La laurea honoris causa è prestigio, non pubblicità

Ormai si tende a concedere la laurea ad honorem con una certa superficialità addirittura assegnandola a persone che hanno la notorietà come requisito massimo

La laurea honoris causa è prestigio, non pubblicità

“La laurea ad honorem può essere conferita soltanto a persone che, per opere compiute o per pubblicazioni fatte, siano venute in meritata fama di singolare perizia nelle discipline della Facoltà o Scuola per cui è concessa”. Sostanzialmente per assegnare una laurea honoris causa ad una persona, questa deve aver portato un contributo importante e riconosciuto a livello nazionale o internazionale.

Con il passare degli anni quasi tutti gli atenei hanno anche previsto che il titolo possa essere conferito a chi si sia particolarmente distinto in attività di grande profilo sociale e questa ultima possibilità, essendo molto larghe le maglie che contraddistinguono “l’attività di profilo sociale”, ha comportato in alcuni casi un allentamento del livello di eccellenza che un tempo la normativa prevedeva.

Insomma si ha l'impressione che ormai si tenda a concedere la laurea ad honorem con una certa superficialità addirittura assegnandola, in qualche caso per fortuna residuale, a persone che avevano la notorietà come requisito massimo, con la finalità di avere un momento di visibilità televisiva e sulla stampa e, diciamo la verità, non per le qualità e i meriti del soggetto cui la laurea viene conferita: insomma essendo a volte difficile ricavare l'alto profilo della persona che riceve il titolo può apparire che esso venga conferito soltanto per ricavarne pubblicità.

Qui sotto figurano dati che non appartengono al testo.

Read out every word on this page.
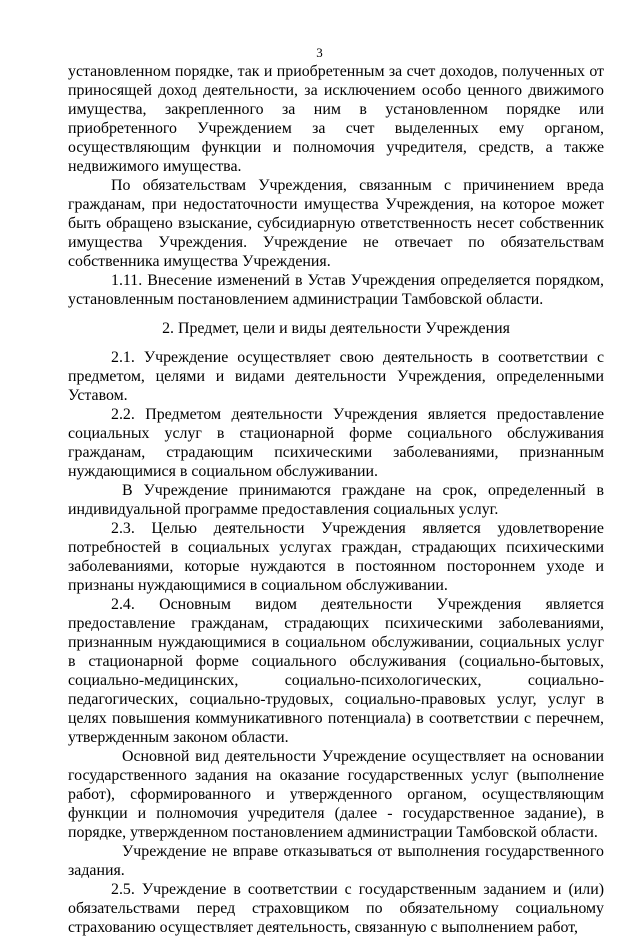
3

установленном порядке, так и приобретенным за счет доходов, полученных от приносящей доход деятельности, за исключением особо ценного движимого имущества, закрепленного за ним в установленном порядке или приобретенного Учреждением за счет выделенных ему органом, осуществляющим функции и полномочия учредителя, средств, а также недвижимого имущества.

По обязательствам Учреждения, связанным с причинением вреда гражданам, при недостаточности имущества Учреждения, на которое может быть обращено взыскание, субсидиарную ответственность несет собственник имущества Учреждения. Учреждение не отвечает по обязательствам собственника имущества Учреждения.

1.11. Внесение изменений в Устав Учреждения определяется порядком, установленным постановлением администрации Тамбовской области.

2. Предмет, цели и виды деятельности Учреждения

2.1. Учреждение осуществляет свою деятельность в соответствии с предметом, целями и видами деятельности Учреждения, определенными Уставом.

2.2. Предметом деятельности Учреждения является предоставление социальных услуг в стационарной форме социального обслуживания гражданам, страдающим психическими заболеваниями, признанным нуждающимися в социальном обслуживании.

В Учреждение принимаются граждане на срок, определенный в индивидуальной программе предоставления социальных услуг.

2.3. Целью деятельности Учреждения является удовлетворение потребностей в социальных услугах граждан, страдающих психическими заболеваниями, которые нуждаются в постоянном постороннем уходе и признаны нуждающимися в социальном обслуживании.

2.4. Основным видом деятельности Учреждения является предоставление гражданам, страдающих психическими заболеваниями, признанным нуждающимися в социальном обслуживании, социальных услуг в стационарной форме социального обслуживания (социально-бытовых, социально-медицинских, социально-психологических, социально-педагогических, социально-трудовых, социально-правовых услуг, услуг в целях повышения коммуникативного потенциала) в соответствии с перечнем, утвержденным законом области.

Основной вид деятельности Учреждение осуществляет на основании государственного задания на оказание государственных услуг (выполнение работ), сформированного и утвержденного органом, осуществляющим функции и полномочия учредителя (далее - государственное задание), в порядке, утвержденном постановлением администрации Тамбовской области.

Учреждение не вправе отказываться от выполнения государственного задания.

2.5. Учреждение в соответствии с государственным заданием и (или) обязательствами перед страховщиком по обязательному социальному страхованию осуществляет деятельность, связанную с выполнением работ,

Perché non si svilisca una pratica antica e molto prestigiosa come quella della laurea ad honorem, grande responsabilità ricade non soltanto sul magnifico rettore, che ha pur sempre l'ultima parola, ma sul motore primo dell'iniziativa di conferimento che sono poi il direttore, e l'intero Consiglio, proponente che appaiono in alcuni casi operare con un eccesso francamente grave di superficialità dimenticando che l’università ha come stella polare il merito scientifico e il livello di rigore etico, principi da assumere come inderogabili.

Anche perché solo se un ateneo è credibile in termini di rigore e coerenza deve esserlo sempre e non soltanto, per esempio, magari modificando di forza la struttura di dipartimenti con una lunga e prestigiosa storia alle spalle o modificando, ex post, il regolamento per concedere il titolo di emerito, insomma rigore con tutto e su tutto insomma.